On April 5, 1865, Sheridan ordered Crook to send cavalry patrols north of Jetersville to reconnoiter his left flank. Between 4 mi and 7 mi out of Jetersville, Union Brig. Gen. Henry E. Davies Jr. attacked and destroyed about 200 wagons of a Confederate army wagon train and took at least 300 prisoners. Confederate cavalry engaged Davies' rear guard in a running combat through Amelia Springs but Davies' force linked up with reinforcements near Jetersville, permitting Davies to limit his losses and keep his prisoners.

On the morning of April 6, Meade thought that the Confederate army remained concentrated at Amelia Court House and, despite the suspicions of Grant and Sheridan that the Confederates had moved on, Meade sent the Army of the Potomac infantry in the direction of Amelia Court House on that morning.
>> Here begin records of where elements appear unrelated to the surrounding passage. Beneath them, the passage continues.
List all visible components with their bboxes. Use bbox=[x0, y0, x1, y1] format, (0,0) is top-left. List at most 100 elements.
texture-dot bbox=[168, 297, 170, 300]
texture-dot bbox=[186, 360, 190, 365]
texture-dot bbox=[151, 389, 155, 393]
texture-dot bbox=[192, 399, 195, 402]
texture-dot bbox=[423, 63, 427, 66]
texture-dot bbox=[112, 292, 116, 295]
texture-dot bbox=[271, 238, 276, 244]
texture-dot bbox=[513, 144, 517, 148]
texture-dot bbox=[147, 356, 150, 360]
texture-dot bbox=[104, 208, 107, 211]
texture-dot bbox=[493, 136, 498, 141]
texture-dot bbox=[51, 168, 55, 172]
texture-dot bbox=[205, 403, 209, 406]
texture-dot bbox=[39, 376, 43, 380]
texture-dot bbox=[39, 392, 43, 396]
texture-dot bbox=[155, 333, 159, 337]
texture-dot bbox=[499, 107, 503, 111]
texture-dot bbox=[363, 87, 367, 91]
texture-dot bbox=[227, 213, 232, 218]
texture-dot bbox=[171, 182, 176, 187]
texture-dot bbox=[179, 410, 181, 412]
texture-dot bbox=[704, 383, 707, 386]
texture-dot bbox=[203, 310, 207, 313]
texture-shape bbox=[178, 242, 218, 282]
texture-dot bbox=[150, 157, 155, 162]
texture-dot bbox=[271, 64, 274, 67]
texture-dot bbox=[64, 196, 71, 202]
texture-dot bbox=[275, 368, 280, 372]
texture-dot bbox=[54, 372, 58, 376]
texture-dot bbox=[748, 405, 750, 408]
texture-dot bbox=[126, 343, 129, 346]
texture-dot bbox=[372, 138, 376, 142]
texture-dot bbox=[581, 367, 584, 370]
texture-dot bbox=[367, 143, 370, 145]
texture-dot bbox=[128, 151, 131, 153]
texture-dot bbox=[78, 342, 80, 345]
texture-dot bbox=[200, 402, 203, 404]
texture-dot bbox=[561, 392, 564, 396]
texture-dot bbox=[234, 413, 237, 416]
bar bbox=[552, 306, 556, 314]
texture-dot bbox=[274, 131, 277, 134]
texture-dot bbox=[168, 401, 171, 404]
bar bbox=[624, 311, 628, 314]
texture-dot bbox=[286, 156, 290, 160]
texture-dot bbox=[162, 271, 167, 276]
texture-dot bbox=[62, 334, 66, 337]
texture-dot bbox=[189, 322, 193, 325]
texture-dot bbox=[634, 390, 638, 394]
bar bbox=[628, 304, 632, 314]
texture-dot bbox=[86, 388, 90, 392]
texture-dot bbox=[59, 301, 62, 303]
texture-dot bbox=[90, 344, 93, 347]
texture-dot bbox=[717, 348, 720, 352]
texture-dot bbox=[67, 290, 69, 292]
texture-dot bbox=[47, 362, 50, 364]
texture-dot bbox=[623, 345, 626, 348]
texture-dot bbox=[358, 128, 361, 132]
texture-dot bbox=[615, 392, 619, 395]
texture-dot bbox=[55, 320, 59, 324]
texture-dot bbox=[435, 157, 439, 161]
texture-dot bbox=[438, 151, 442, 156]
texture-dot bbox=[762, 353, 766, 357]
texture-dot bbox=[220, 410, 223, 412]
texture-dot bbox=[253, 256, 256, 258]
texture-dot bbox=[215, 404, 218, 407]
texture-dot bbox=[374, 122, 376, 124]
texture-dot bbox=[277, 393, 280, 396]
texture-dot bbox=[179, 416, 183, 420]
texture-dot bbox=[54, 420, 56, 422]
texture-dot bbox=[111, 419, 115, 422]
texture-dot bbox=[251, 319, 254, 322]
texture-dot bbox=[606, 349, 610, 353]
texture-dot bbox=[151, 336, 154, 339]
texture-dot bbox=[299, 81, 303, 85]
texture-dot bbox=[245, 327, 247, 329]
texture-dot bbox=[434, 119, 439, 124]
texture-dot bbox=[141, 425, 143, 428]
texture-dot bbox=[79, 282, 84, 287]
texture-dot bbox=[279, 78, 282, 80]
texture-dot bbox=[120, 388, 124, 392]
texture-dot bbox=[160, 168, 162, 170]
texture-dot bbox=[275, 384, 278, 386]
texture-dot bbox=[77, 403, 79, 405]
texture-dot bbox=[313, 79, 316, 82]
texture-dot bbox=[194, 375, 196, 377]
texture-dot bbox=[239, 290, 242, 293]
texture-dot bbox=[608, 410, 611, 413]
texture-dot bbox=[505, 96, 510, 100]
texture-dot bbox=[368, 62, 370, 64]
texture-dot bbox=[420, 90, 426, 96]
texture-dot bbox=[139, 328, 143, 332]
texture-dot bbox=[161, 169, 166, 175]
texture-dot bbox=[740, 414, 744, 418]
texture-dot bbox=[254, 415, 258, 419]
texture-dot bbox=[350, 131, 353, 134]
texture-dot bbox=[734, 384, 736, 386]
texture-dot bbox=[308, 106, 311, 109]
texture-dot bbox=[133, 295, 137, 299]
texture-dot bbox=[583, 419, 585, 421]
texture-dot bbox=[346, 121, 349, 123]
The Union forces soon discovered that Lee had started moving west and changed their direction of march to continue their pursuit. In the afternoon of April 6, 1865, approximately one-fifth of the remaining soldiers of the Army of Northern Virginia were cut off from the main body of Confederate troops at the Battle of Sayler's Creek (or Battle of Sailor's Creek) and killed or (mainly) captured. The killed and captured were about 8,000 men, including Lt. Gen. Richard S. Ewell and eight other generals. This in turn was about one-sixth of the number of men who had left Richmond and Petersburg with Lee's forces.

After about five more small engagements over the next three days, with the Army of Northern Virginia melting away and Union forces surrounding them, Lee surrendered his army to Grant on April 9, 1865, at Appomattox Court House, Virginia, about 90 mi west of Richmond.

==Battlefield today==
The battlefield retains good integrity, although the area is more wooded today. Namozine Presbyterian Church still exists and is owned by the Amelia County Historical Society.